On a recent podcast, popular Bitcoin analyst Croesus opined that while some in the financial community might wrap their heads around the implications of BTC and invest before the next halving, most might not be so forward in their investment approach. He said,

“Wall Street and humans, generally, will continue to underestimate how different Bitcoin is going to be four years from now just because we have no basis for comparison. We have no other examples of a pre-programmed supply schedule that is completely indifferent to how much we would like to increase supply.”

Bitcoin’s price trajectory is incomparable to pre-existing traditional assets like gold simply because of its inherent production protocol. Gold’s mining and scarcity are not time-constrained. On the contrary, Bitcoin’s protocol makes it not only deflationary, but one with a production limit based on time.

Unlike gold, the number of miners on the network will have no bearing on the number of BTCs mined. This makes it an even more appealing asset to be owned.

Assessing Plan B’s S2F model

This is also the reason why the analyst believes Plan B’s stock-to-flow (S2F) model is an accurate prediction of Bitcoin’s long-term price movement. The model is based on the logic of ‘scarcity driving value.’
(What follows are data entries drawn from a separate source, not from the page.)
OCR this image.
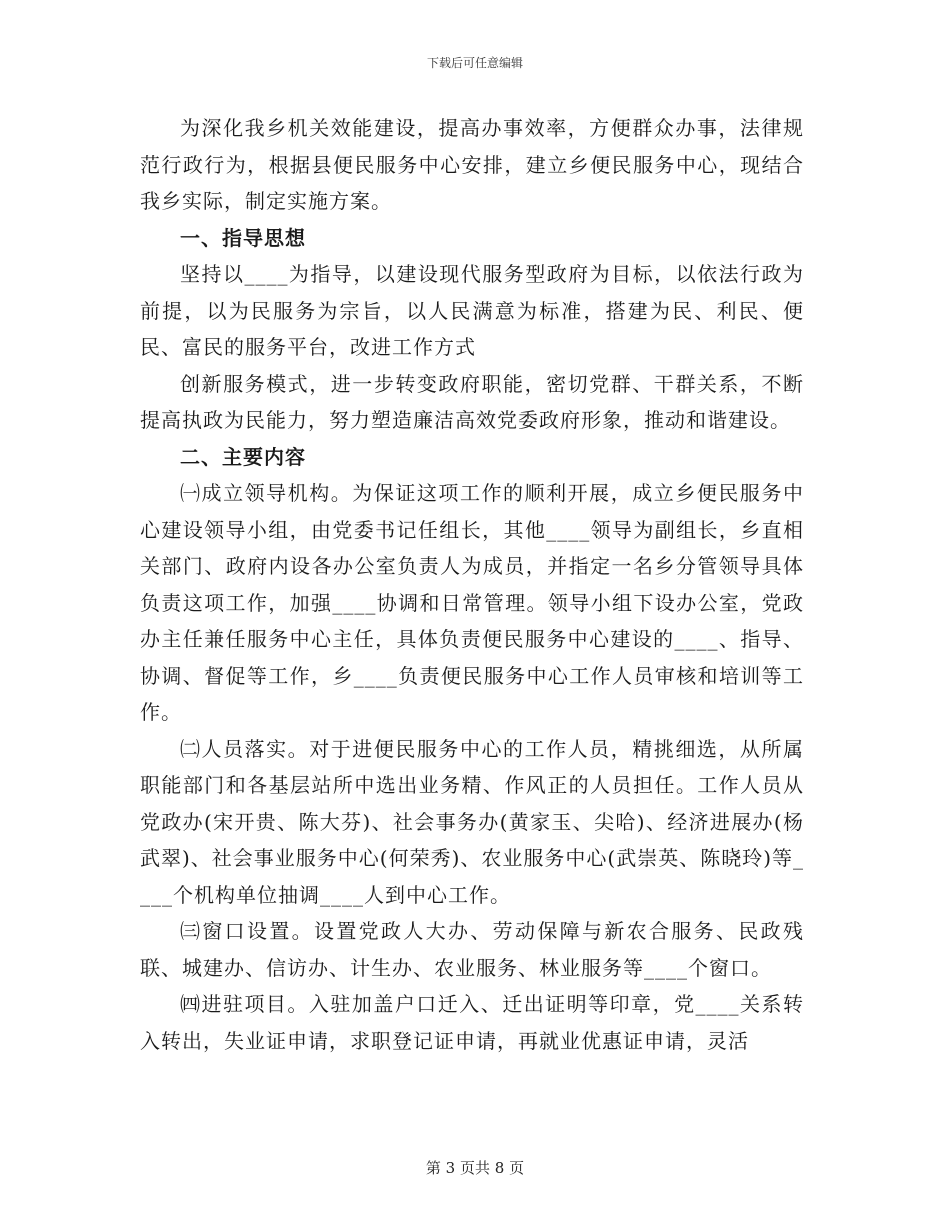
下载后可任意编辑

为深化我乡机关效能建设，提高办事效率，方便群众办事，法律规范行政行为，根据县便民服务中心安排，建立乡便民服务中心，现结合我乡实际，制定实施方案。

一、指导思想

坚持以____为指导，以建设现代服务型政府为目标，以依法行政为前提，以为民服务为宗旨，以人民满意为标准，搭建为民、利民、便民、富民的服务平台，改进工作方式

创新服务模式，进一步转变政府职能，密切党群、干群关系，不断提高执政为民能力，努力塑造廉洁高效党委政府形象，推动和谐建设。

二、主要内容

㈠成立领导机构。为保证这项工作的顺利开展，成立乡便民服务中心建设领导小组，由党委书记任组长，其他____领导为副组长，乡直相关部门、政府内设各办公室负责人为成员，并指定一名乡分管领导具体负责这项工作，加强____协调和日常管理。领导小组下设办公室，党政办主任兼任服务中心主任，具体负责便民服务中心建设的____、指导、协调、督促等工作，乡____负责便民服务中心工作人员审核和培训等工作。

㈡人员落实。对于进便民服务中心的工作人员，精挑细选，从所属职能部门和各基层站所中选出业务精、作风正的人员担任。工作人员从党政办(宋开贵、陈大芬)、社会事务办(黄家玉、尖哈)、经济进展办(杨武翠)、社会事业服务中心(何荣秀)、农业服务中心(武崇英、陈晓玲)等____个机构单位抽调____人到中心工作。

㈢窗口设置。设置党政人大办、劳动保障与新农合服务、民政残联、城建办、信访办、计生办、农业服务、林业服务等____个窗口。

㈣进驻项目。入驻加盖户口迁入、迁出证明等印章，党____关系转入转出，失业证申请，求职登记证申请，再就业优惠证申请，灵活

第 3 页共 8 页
According to Croesus, the classical tech adoption S curve suggests that demand will soon rapidly ramp up for Bitcoin. It will coincide with a halving of production every 4 years, leading to a spike in its price. He added,

“When you smash those two datasets together, that comes out to a 10x increase in adoption adjusted scarcity every four years for the next 20-25 years, which is crazy, and that’s what the stock-to-flow model is suggesting also is a 10x increase every halving.”

But, why exactly does the S2F model work? The analyst responded,

“It’s somehow capturing our human nature of valuing scarcity and this osmotic flow of value from that which is not scarce to that which is more scarce.”

Despite the analyst’s faith in the S2F model, not everyone is satisfied with Plan B’s projections. Recently, CryptoQuant’s CEO Ki Young Ju had this to say about its accuracy –

“I think S2F model is flawed in terms of the demand side. This model is based on scarcity and scarcity is about the supply side. That’s why the current BTC price deviates greatly from the price predicted by the S2F model. If PlanB adds some variables to see demand-side factors, the model can be more accurate I think.”